I would vote for him.
Thank you for taking the time to explain your reasoning.
Relatively few Supreme Court decisions are unanimous. Some of the greatest jurists in our country (and I would by no means claim all 9 of the current justices fall in that category) can be presented with a substantial record developed by the lower courts, hear oral arguments, deploy a team of clerks to research precedents, argue with their peers and still come down on different sides of a case.
It's not because those jurists don't understand the law, haven't done their homework, haven't given deep thought - they simply have a different interpretation of a given set of facts.
I respect your interpretation of Minor - I think you have given a lot of thought to the matter, done research and arrived at a conclusion in good faith. So have I. I just don't happen to agree with your interpretation of the facts at this time - although the entire discussion has given me much to continue to ponder. As I see it, that is one of the purposes of discussion.
I appreciate having your explanation.
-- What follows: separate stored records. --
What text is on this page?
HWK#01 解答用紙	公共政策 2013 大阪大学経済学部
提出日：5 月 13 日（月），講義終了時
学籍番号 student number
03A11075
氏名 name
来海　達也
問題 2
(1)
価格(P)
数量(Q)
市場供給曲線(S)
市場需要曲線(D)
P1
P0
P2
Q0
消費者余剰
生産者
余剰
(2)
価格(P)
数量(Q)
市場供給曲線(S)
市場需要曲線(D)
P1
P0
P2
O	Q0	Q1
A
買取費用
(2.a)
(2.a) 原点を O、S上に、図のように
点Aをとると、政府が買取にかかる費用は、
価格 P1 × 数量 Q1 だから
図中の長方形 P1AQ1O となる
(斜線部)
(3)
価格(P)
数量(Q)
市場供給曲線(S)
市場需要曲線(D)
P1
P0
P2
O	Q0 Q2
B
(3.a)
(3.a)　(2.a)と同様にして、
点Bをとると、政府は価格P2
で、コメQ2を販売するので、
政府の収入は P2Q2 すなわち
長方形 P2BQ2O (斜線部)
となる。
I don't feel any purpose is served in picking it apart. The horse is not only dead, it's beginning to rot. There is a time to let this discussion go, and I think it is now.
Eventually, the people in black robes will probably decide the matter - baring the revelation of new facts.
http://www.examiner.com/news-you-can-use-in-atlanta/update-on-georgia-s-eligibility-hearing-for-president-obama
The decision of Judge Malihi regarding the eligibility of President Barack Obama to be on the Georgia Presidential Preference Primary ballot on March 6, 2012, could be sent to the office of Secretary of State Brian P. Kemp soon.
In a phone conversation with Ms. Ruff, the Judge's secretary, she stated that her impression was that the Judge would be making his final decision; and forwarding the case on to the Secretary of State's office as early at this evening - or Monday morning.
There is a lot of interest all across America concerning the Judges decision since the hearing was held here in Atlanta last month. The controversy is whether or not President Obama is a natural born citizen; which is required by the United States Constitution to be President.
Currently the Judge is going over all the aspects of the hearing with all of the legal eagles making sure that all the ts are crossed and the is are dotted.
Wow, Speedbird! I have a good friend who was a BOAC pilot.
Thanks for the link to Mr. Hatfield’s bio. I’d vote for him also if I could.
There were a couple of things that his bio didn’t mention. First, that he is a great PATRIOT. And second, that he takes the oath of office that he took for his position in the Georgia legislature seriously. That oath includes a promise to support the United States Constitution, and he is clearly doing that IN SPADES.